Most of his successors, while carrying on the style in which he worked, failed to impart to their work that vigour and reasonableness which distinguished his. The rules and regulations which served as guides to him became masters to them, and we look in vain among them either for his scientific equipment or his intuitive perception of what was fitting. The grandeur of manner which suited admirably the buildings with which he had to deal, was out of place when applied to ordinary houses; and the artificiality which sprang from the way in which architecture was then regarded, but which his genius enabled him to avoid, settled down heavily after his death.
Among the drawings at All Souls are the examples of house design illustrated here (Figs. [99–102]). They are not named, and have not been identified; it is not even certain that they were ever carried out. But they give some idea of Wren’s notions as to the appearance he would have given to houses.
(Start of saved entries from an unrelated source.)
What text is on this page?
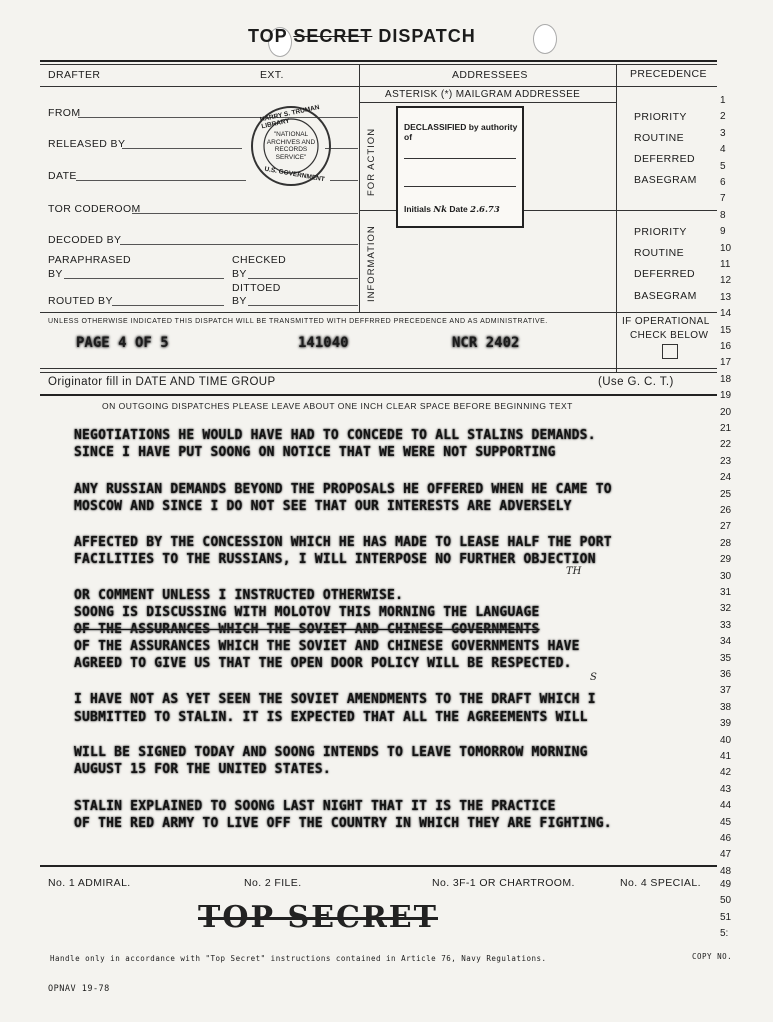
TOP SECRET DISPATCH
DRAFTER	EXT.	ADDRESSEES	PRECEDENCE
ASTERISK (*) MAILGRAM ADDRESSEE
FROM
RELEASED BY
DATE
TOR CODEROOM
DECODED BY
PARAPHRASED
BY
CHECKED
BY
DITTOED
BY
ROUTED BY
HARRY S. TRUMAN LIBRARY
"NATIONAL
ARCHIVES AND
RECORDS
SERVICE"
U.S. GOVERNMENT	FOR ACTION
INFORMATION
DECLASSIFIED by authority of
Initials Nk Date 2.6.73
PRIORITY
ROUTINE
DEFERRED
BASEGRAM
PRIORITY
ROUTINE
DEFERRED
BASEGRAM
UNLESS OTHERWISE INDICATED THIS DISPATCH WILL BE TRANSMITTED WITH DEFFRRED PRECEDENCE AND AS ADMINISTRATIVE.	IF OPERATIONAL
CHECK BELOW
PAGE 4 OF 5	141040	NCR 2402
Originator fill in DATE AND TIME GROUP	(Use G. C. T.)
ON OUTGOING DISPATCHES PLEASE LEAVE ABOUT ONE INCH CLEAR SPACE BEFORE BEGINNING TEXT
1
2
3
4
5
6
7
8
9
10
11
12
13
14
15
16
17
18
19
20
21
22
23
24
25
26
27
28
29
30
31
32
33
34
35
36
37
38
39
40
41
42
43
44
45
46
47
48
49
50
51
5:
NEGOTIATIONS HE WOULD HAVE HAD TO CONCEDE TO ALL STALINS DEMANDS.
SINCE I HAVE PUT SOONG ON NOTICE THAT WE WERE NOT SUPPORTING
ANY RUSSIAN DEMANDS BEYOND THE PROPOSALS HE OFFERED WHEN HE CAME TO
MOSCOW AND SINCE I DO NOT SEE THAT OUR INTERESTS ARE ADVERSELY
AFFECTED BY THE CONCESSION WHICH HE HAS MADE TO LEASE HALF THE PORT
FACILITIES TO THE RUSSIANS, I WILL INTERPOSE NO FURTHER OBJECTION
TH
OR COMMENT UNLESS I INSTRUCTED OTHERWISE.
SOONG IS DISCUSSING WITH MOLOTOV THIS MORNING THE LANGUAGE
OF THE ASSURANCES WHICH THE SOVIET AND CHINESE GOVERNMENTS
OF THE ASSURANCES WHICH THE SOVIET AND CHINESE GOVERNMENTS HAVE
AGREED TO GIVE US THAT THE OPEN DOOR POLICY WILL BE RESPECTED.
S
I HAVE NOT AS YET SEEN THE SOVIET AMENDMENTS TO THE DRAFT WHICH I
SUBMITTED TO STALIN. IT IS EXPECTED THAT ALL THE AGREEMENTS WILL
WILL BE SIGNED TODAY AND SOONG INTENDS TO LEAVE TOMORROW MORNING
AUGUST 15 FOR THE UNITED STATES.
STALIN EXPLAINED TO SOONG LAST NIGHT THAT IT IS THE PRACTICE
OF THE RED ARMY TO LIVE OFF THE COUNTRY IN WHICH THEY ARE FIGHTING.
No. 1 ADMIRAL.	No. 2 FILE.	No. 3F-1 OR CHARTROOM.	No. 4 SPECIAL.
TOP SECRET
Handle only in accordance with "Top Secret" instructions contained in Article 76, Navy Regulations.	COPY NO.
OPNAV 19-78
In general disposition they conform to the type adopted by Jones and Webb, but they have touches about them reminiscent of French architecture,[46] more particularly those in Figs. [99], [101]. The others are two rough sketches for the front of a building (probably a house), drawn on a piece of waste paper, and apparently they show two methods of treating the same façade (Fig. [102]). They are characteristic of Wren’s manner as displayed at Hampton Court (see Fig. [6]), more so than the other examples illustrated, and they are certainly more pleasing in their proportions and in the simplicity of their handling. The design for part of a front for the new palace at Whitehall (Fig. [103]) is interesting in two respects; it is a specimen of Wren’s treatment of domestic architecture on a grand scale; and it proves that Charles II. still harboured the idea of a great new palace at Whitehall, an idea which fructified as little under Wren’s direction as it had done under Webb’s. As a piece of design this is no advance upon what had already been tried before. There is a weediness and crudity of ornament about it which is out of keeping with Wren’s actual work; but of him it may be said, as of Inigo Jones and other great architects, that his designs are less happy on paper than in execution. Indeed a study of all the important collections of architectural drawings inclines one to take the negative side in the interesting controversy, “Is fine drawing necessary to fine architecture?”
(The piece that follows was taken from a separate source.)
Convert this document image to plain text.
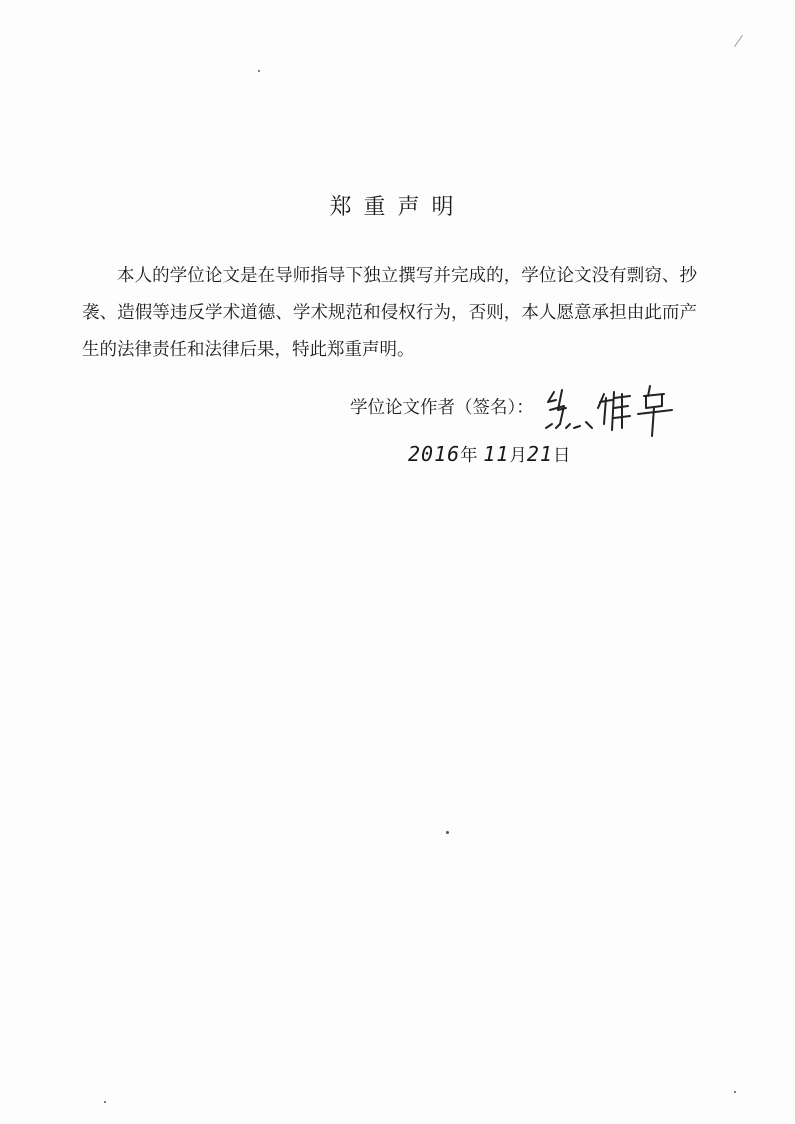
郑重声明
本人的学位论文是在导师指导下独立撰写并完成的，学位论文没有剽窃、抄袭、造假等违反学术道德、学术规范和侵权行为，否则，本人愿意承担由此而产生的法律责任和法律后果，特此郑重声明。
学位论文作者（签名）：
2016年 11月21日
Fig. 103.—ELEVATION OF PART OF THE FRONT OF A PROPOSED PALACE AT WHITEHALL.
From the Wren Collection, All Souls College, Oxford.
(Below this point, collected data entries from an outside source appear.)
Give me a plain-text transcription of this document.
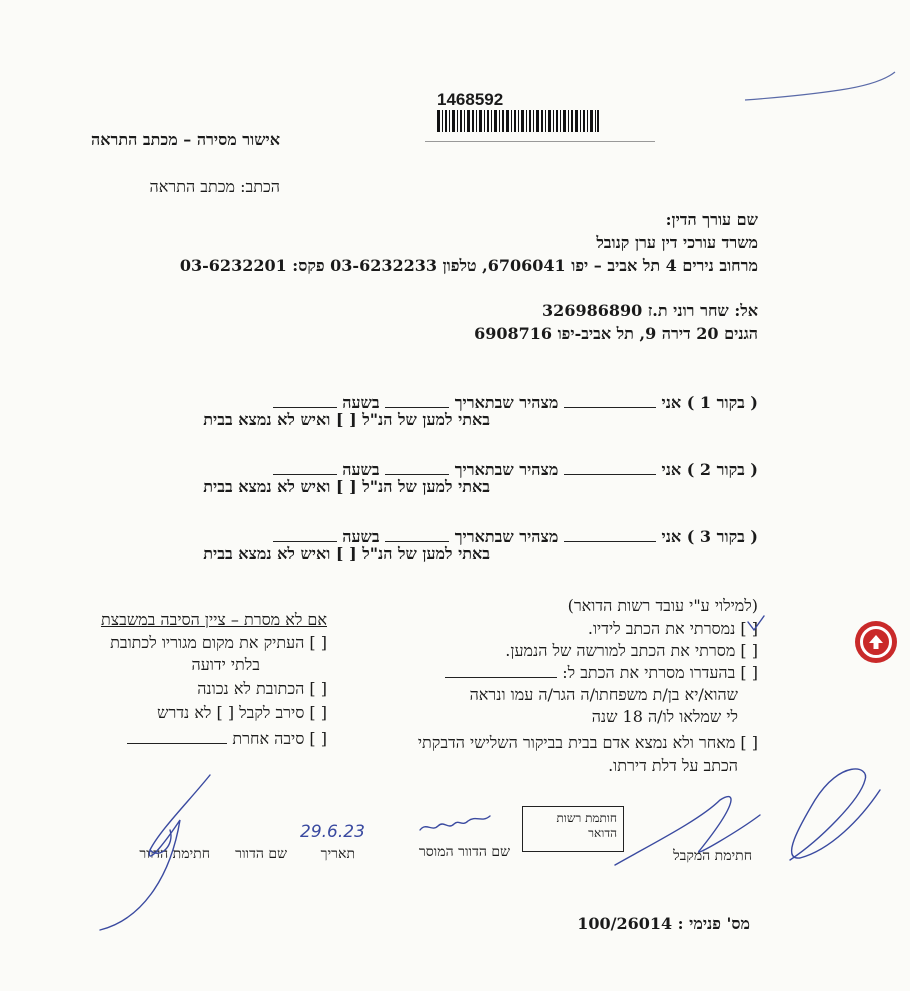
1468592
אישור מסירה – מכתב התראה
הכתב: מכתב התראה
שם עורך הדין:
משרד עורכי דין ערן קנובל
מרחוב נירים 4 תל אביב – יפו 6706041, טלפון 03-6232233 פקס: 03-6232201
אל: שחר רוני ת.ז 326986890
הגנים 20 דירה 9, תל אביב-יפו 6908716
( בקור 1 ) אני  מצהיר שבתאריך  בשעה
באתי למען של הנ"ל [ ] ואיש לא נמצא בבית
( בקור 2 ) אני  מצהיר שבתאריך  בשעה
באתי למען של הנ"ל [ ] ואיש לא נמצא בבית
( בקור 3 ) אני  מצהיר שבתאריך  בשעה
באתי למען של הנ"ל [ ] ואיש לא נמצא בבית
(למילוי ע"י עובד רשות הדואר)
[ ] נמסרתי את הכתב לידיו.
[ ] מסרתי את הכתב למורשה של הנמען.
[ ] בהעדרו מסרתי את הכתב ל:
שהוא/יא בן/ת משפחתו/ה הגר/ה עמו ונראה
לי שמלאו לו/ה 18 שנה
[ ] מאחר ולא נמצא אדם בבית בביקור השלישי הדבקתי
הכתב על דלת דירתו.
אם לא מסרת – ציין הסיבה במשבצת
[ ] העתיק את מקום מגוריו לכתובת
בלתי ידועה
[ ] הכתובת לא נכונה
[ ] סירב לקבל [ ] לא נדרש
[ ] סיבה אחרת
חותמת רשות
הדואר
29.6.23
חתימת המקבל
שם הדוור המוסר
תאריך
שם הדוור
חתימת הדוור
מס' פנימי : 100/26014
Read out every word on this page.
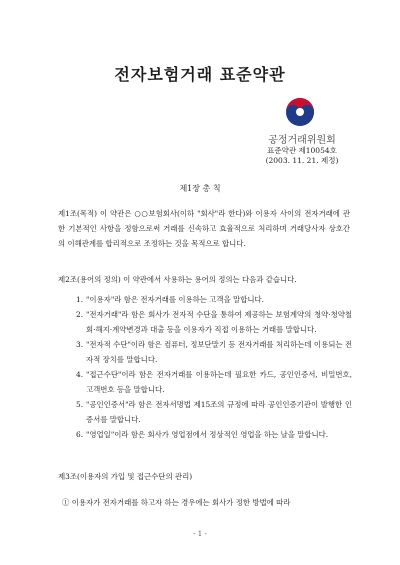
전자보험거래 표준약관
공정거래위원회
표준약관 제10054호
(2003. 11. 21. 제정)
제1장 총 칙

제1조(목적) 이 약관은 ○○보험회사(이하 "회사"라 한다)와 이용자 사이의 전자거래에 관한 기본적인 사항을 정함으로써 거래를 신속하고 효율적으로 처리하며 거래당사자 상호간의 이해관계를 합리적으로 조정하는 것을 목적으로 합니다.

제2조(용어의 정의) 이 약관에서 사용하는 용어의 정의는 다음과 같습니다.

1. "이용자"라 함은 전자거래를 이용하는 고객을 말합니다.
2. "전자거래"라 함은 회사가 전자적 수단을 통하여 제공하는 보험계약의 청약·청약철회·해지·계약변경과 대출 등을 이용자가 직접 이용하는 거래를 말합니다.
3. "전자적 수단"이라 함은 컴퓨터, 정보단말기 등 전자거래를 처리하는데 이용되는 전자적 장치를 말합니다.
4. "접근수단"이라 함은 전자거래를 이용하는데 필요한 카드, 공인인증서, 비밀번호, 고객번호 등을 말합니다.
5. "공인인증서"라 함은 전자서명법 제15조의 규정에 따라 공인인증기관이 발행한 인증서를 말합니다.
6. "영업일"이라 함은 회사가 영업점에서 정상적인 영업을 하는 날을 말합니다.

제3조(이용자의 가입 및 접근수단의 관리)

① 이용자가 전자거래를 하고자 하는 경우에는 회사가 정한 방법에 따라

- 1 -
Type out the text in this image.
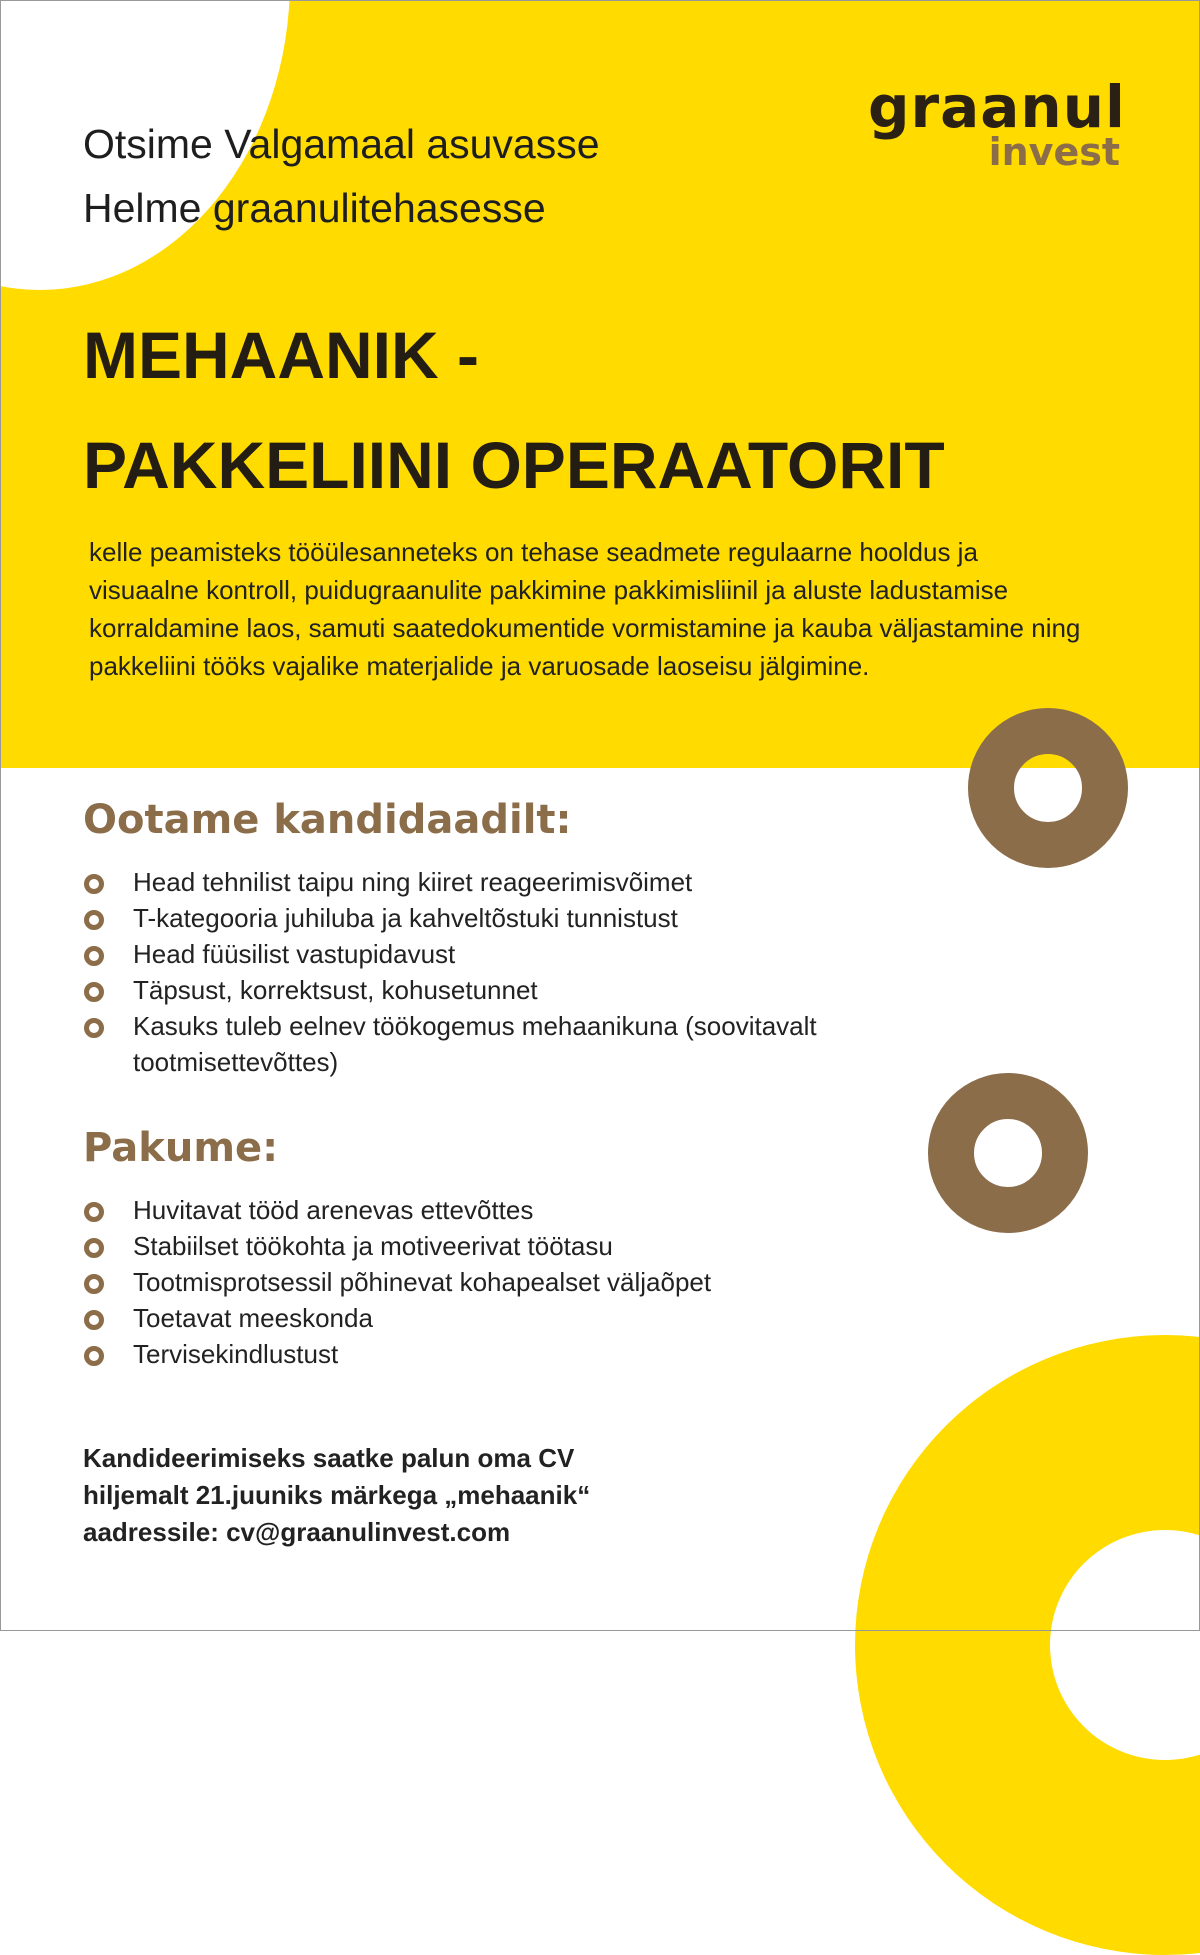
graanul
invest
Otsime Valgamaal asuvasse
Helme graanulitehasesse
MEHAANIK -
PAKKELIINI OPERAATORIT
kelle peamisteks tööülesanneteks on tehase seadmete regulaarne hooldus ja visuaalne kontroll, puidugraanulite pakkimine pakkimisliinil ja aluste ladustamise korraldamine laos, samuti saatedokumentide vormistamine ja kauba väljastamine ning pakkeliini tööks vajalike materjalide ja varuosade laoseisu jälgimine.
Ootame kandidaadilt:
Head tehnilist taipu ning kiiret reageerimisvõimet
T-kategooria juhiluba ja kahveltõstuki tunnistust
Head füüsilist vastupidavust
Täpsust, korrektsust, kohusetunnet
Kasuks tuleb eelnev töökogemus mehaanikuna (soovitavalt tootmisettevõttes)
Pakume:
Huvitavat tööd arenevas ettevõttes
Stabiilset töökohta ja motiveerivat töötasu
Tootmisprotsessil põhinevat kohapealset väljaõpet
Toetavat meeskonda
Tervisekindlustust
Kandideerimiseks saatke palun oma CV
hiljemalt 21.juuniks märkega „mehaanik“
aadressile: cv@graanulinvest.com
Fig. 104.—BELTON HOUSE, Lincolnshire.
The indications of French feeling alluded to above may be accounted for by the fact that in the early days of Wren’s connection with architecture, in 1665, he went to France for a few months. He was already enthusiastic in his new vocation, and like many an enthusiast in the same cause before him and after him, he wanted to see what was being done in foreign lands. He spent his whole time there in interviewing eminent architects and in visiting the most noteworthy buildings of Paris and its neighbourhood. He made so many sketches that he said in one of his letters that he bid fair to bring back “almost all France on paper.” He had indeed caught the architectural fever; and every architect knows that thenceforward it would never leave his veins.
Fig. 105.—Belton House. Ground Floor.